Taiwan cannot be taken as an example of a good democracy just because you can choose your leader freely there, apparently, as distinct from the Hong Kong system where the leader cannot be voted in freely. If you like Taiwan’s Ma Ying Jeou you can vote him in, if not you can choose another idiot in the next election. But for me the Taiwanese system cannot be called a democracy. Of course like most “democrats” in Hong Kong, this opinion is rejected, but I think I am right.

By Lionel Mok

Not only is the Taiwanese system not democratic, it is even less democratic than that of Hong Kong, if Western democracy can be a yardstick at all.

Let’s start with the West.   In Western democracies the parties are formed according to the type of interests you would like to represent.   In other words, the kind of social class whose rights you want to protect.   The communists (for countries that still allow them to exist) fight for the proletariat, the socialists (or the Labour Party) want the middle or lower middle class to do well, and the conservatives or the right wing parties are mindful about business interests.     These parties mainly debate on issues that touch on the economy and little else.

Now let’s take a look at what happens in Hong Kong before we finally move on to Taiwan.    Right now,  the political scene is dominated by a Blue/Yellow division, especially after the Occupy Central event.   The Blue camp is the pro-establishment, pro-Beijing faction made up of a number of parties, and they have the upper hand in the legislative council.   The Yellow camp is the anti-government, anti-Beijing confederacy that opposes it.

But in both camps, you find the full spectrum of social classes whose rights that the different parties, whether they are blue or yellow, want to uphold.

In the Blue camp, you have the Liberal Party which is very business-minded.   The New People’s Party, led by Regina Ip, lobbies mainly for the middle class.   DAB is middle to lower middle class, and Hong Kong Federation of Trade Unions is the working men’s party.

What is amazing is that in the Yellow camp you have exactly the same set up.   Although there is no party in that camp representing the upper class the Civic Party is actually made up of elite lawyers that serve the mercantile interests of elite businessmen of Hong Kong.   You have the Democratic Party to its left appealing to the middle class people of Hong Kong, and HKCTU even further to the left having working class people as its main constituents.

The only issue that divides these two camps is whether they like China or not.   The Yellow camp for some reason hates China, and the Blue camp tolerates her to say the least.

The problem with this kind of division is that you very often vote not according to what you think would be good for the people, but whether your love or hate of China requires you to vote in a certain way.     Not only that, but issues are debated very often according to the  “party” line but not rationally.

A very prominent example is that the legislator representing the IT Functional Constituency voted against the establishment of Information and Technology Bureau to the amazement of most of his constituents because he is on the Yellow side, but we cannot exclude the possibility of some Blue legislators supporting it because they feel an obligation to do it out of their love for China.

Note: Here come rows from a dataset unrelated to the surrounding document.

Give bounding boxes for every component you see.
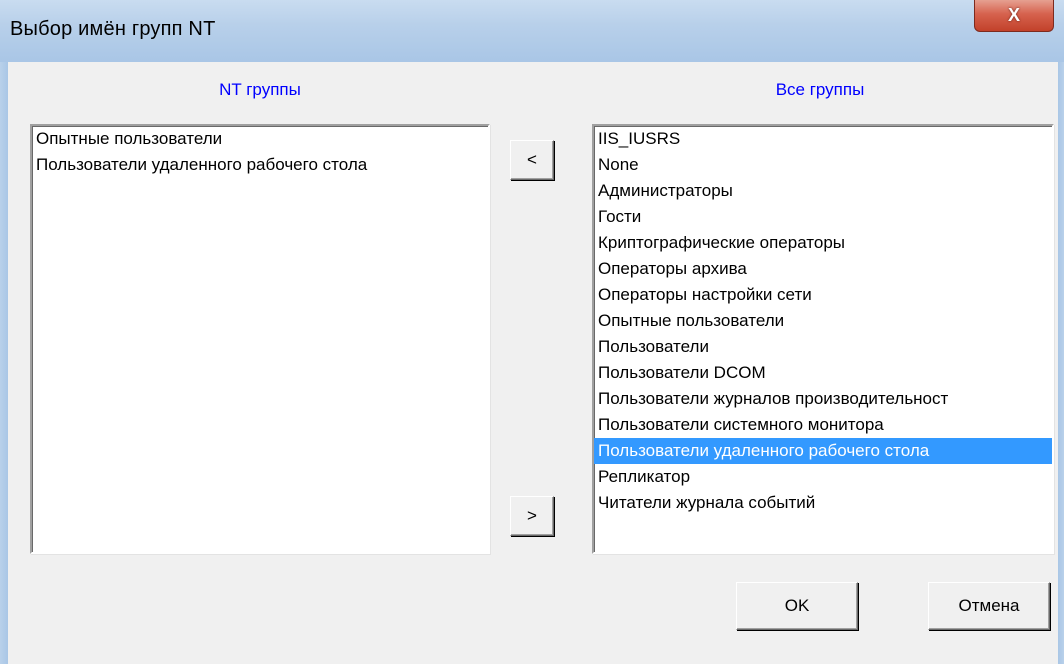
ok-button[interactable]: OK — [736, 582, 858, 630]
all-group-item[interactable]: Репликатор — [594, 464, 1052, 490]
nt-group-item[interactable]: Пользователи удаленного рабочего стола — [32, 152, 488, 178]
all-group-item[interactable]: Администраторы — [594, 178, 1052, 204]
nt-groups-listbox[interactable]: Опытные пользователи Пользователи удаленн… — [30, 124, 490, 554]
all-group-item[interactable]: None — [594, 152, 1052, 178]
move-left-label: < — [527, 150, 537, 169]
all-group-item[interactable]: Пользователи журналов производительност — [594, 386, 1052, 412]
nt-groups-label: NT группы — [219, 80, 301, 99]
close-button[interactable]: X — [974, 0, 1054, 32]
all-group-item[interactable]: Пользователи удаленного рабочего стола — [594, 438, 1052, 464]
dialog-client-area: NT группы Все группы Опытные пользовател… — [8, 62, 1058, 664]
move-right-label: > — [527, 506, 537, 525]
title-bar[interactable]: Выбор имён групп NT X — [0, 0, 1064, 62]
window-title: Выбор имён групп NT — [10, 18, 216, 40]
window-frame-left — [0, 62, 8, 664]
all-group-item[interactable]: Опытные пользователи — [594, 308, 1052, 334]
ok-label: OK — [784, 596, 810, 615]
move-right-button[interactable]: > — [510, 496, 554, 536]
all-groups-listbox[interactable]: IIS_IUSRS None Администраторы Гости Криптогр… — [592, 124, 1054, 554]
window-frame-right — [1058, 62, 1064, 664]
all-group-item[interactable]: Операторы настройки сети — [594, 282, 1052, 308]
dialog-window: Выбор имён групп NT X NT группы Все груп… — [0, 0, 1064, 664]
nt-group-item[interactable]: Опытные пользователи — [32, 126, 488, 152]
cancel-button[interactable]: Отмена — [928, 582, 1050, 630]
move-left-button[interactable]: < — [510, 140, 554, 180]
cancel-label: Отмена — [958, 596, 1020, 615]
all-group-item[interactable]: Криптографические операторы — [594, 230, 1052, 256]
all-group-item[interactable]: IIS_IUSRS — [594, 126, 1052, 152]
all-group-item[interactable]: Гости — [594, 204, 1052, 230]
all-group-item[interactable]: Пользователи системного монитора — [594, 412, 1052, 438]
all-group-item[interactable]: Пользователи DCOM — [594, 360, 1052, 386]
all-group-item[interactable]: Пользователи — [594, 334, 1052, 360]
all-group-item[interactable]: Читатели журнала событий — [594, 490, 1052, 516]
close-icon: X — [1007, 5, 1020, 25]
all-group-item[interactable]: Операторы архива — [594, 256, 1052, 282]
all-groups-label: Все группы — [775, 80, 865, 99]
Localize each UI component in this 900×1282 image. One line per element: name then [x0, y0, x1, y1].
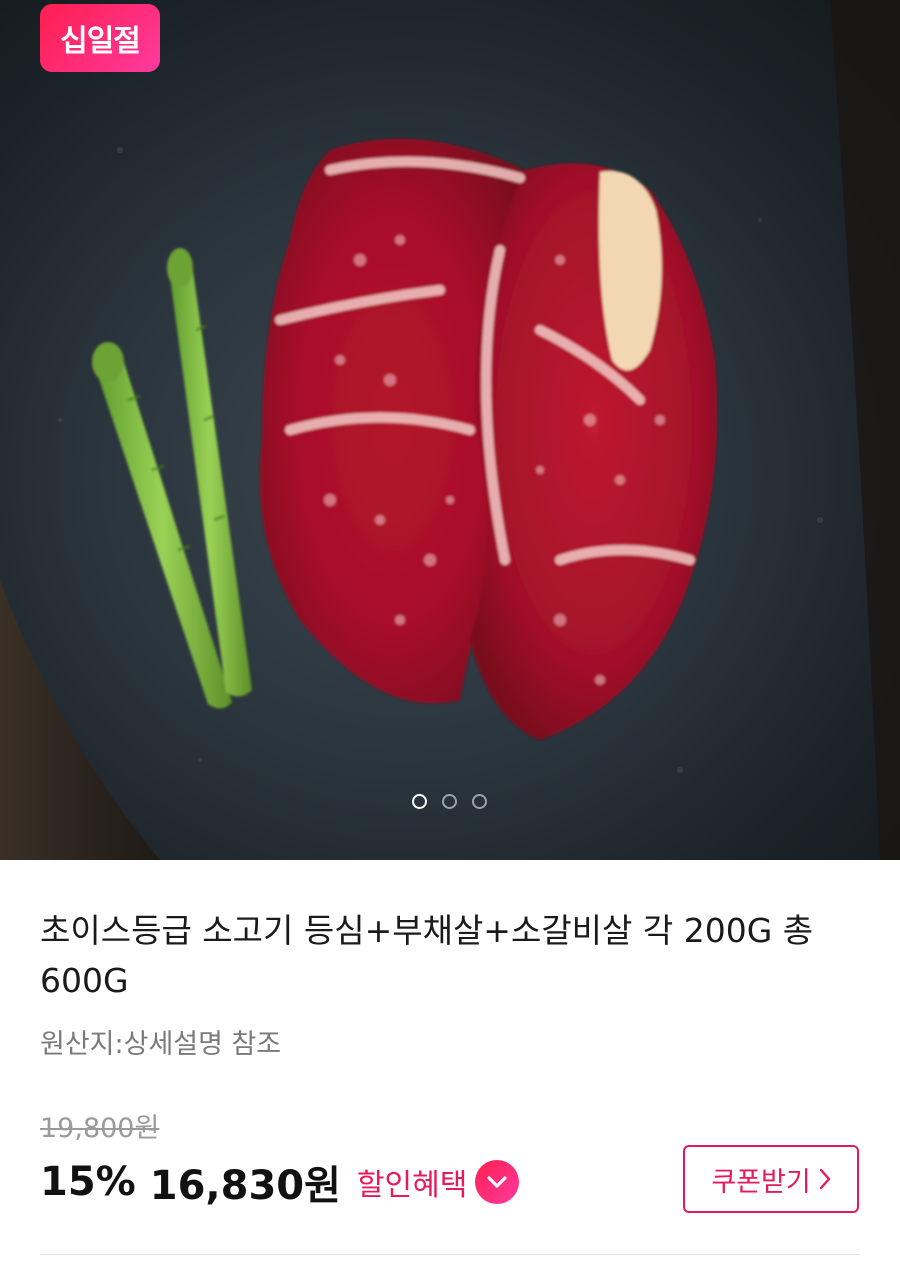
carousel-dot-1[interactable]: [412, 794, 427, 809]
asparagus: [92, 248, 252, 709]
discount-benefit-link[interactable]: 할인혜택: [356, 1160, 520, 1204]
section-divider: [40, 1254, 860, 1255]
original-price: 19,800원: [40, 1113, 160, 1144]
product-photo: [0, 0, 900, 860]
sale-price: 16,830원: [149, 1163, 341, 1209]
chevron-down-icon: [475, 1160, 520, 1204]
product-image-carousel[interactable]: 십일절: [0, 0, 900, 860]
carousel-indicators: [412, 794, 487, 809]
product-origin: 원산지:상세설명 참조: [40, 1029, 282, 1060]
steak: [259, 138, 718, 741]
discount-benefit-label: 할인혜택: [356, 1168, 468, 1203]
chevron-right-icon: [819, 1168, 831, 1190]
carousel-dot-3[interactable]: [472, 794, 487, 809]
discount-rate: 15%: [40, 1159, 136, 1205]
event-badge: 십일절: [40, 4, 160, 72]
carousel-dot-2[interactable]: [442, 794, 457, 809]
product-title: 초이스등급 소고기 등심+부채살+소갈비살 각 200G 총 600G: [40, 911, 814, 1000]
price-row: 15% 16,830원 할인혜택: [40, 1152, 520, 1212]
coupon-button-label: 쿠폰받기: [711, 1166, 811, 1198]
coupon-download-button[interactable]: 쿠폰받기: [683, 1145, 859, 1213]
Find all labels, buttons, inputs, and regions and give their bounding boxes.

How about Taiwan?   It is even worse.    There are no parties representing upper class, middle class or grassroots people.    There are only two parties, the Blue and Green parties (well, there are others, but they are even more extreme than KMT and DPP), and the division is based upon exactly the same factor as the one that divides Hong Kong: whether you like China or not.

The leader of the Green camp recently said, “why should we make suggestions to improve the livelihood of the people?    We should just let KMT screw up so that the people will vote for us in the next election”.

Well, perhaps democracies in the West are becoming more and more engrossed in partisan interests and care for nothing else just like the Green Party in Taiwan; but at least they are  not supposed to be so.      Issues such as whether you like another country or not is basically non-partisan, like the European Union issues divide both the left and right in European countries.

The so-called Taiwan democracy is not democracy at all, at least in the Western sense of the word.    It is more similar to the Anglican/Catholic divide that plagued England several hundred years ago.”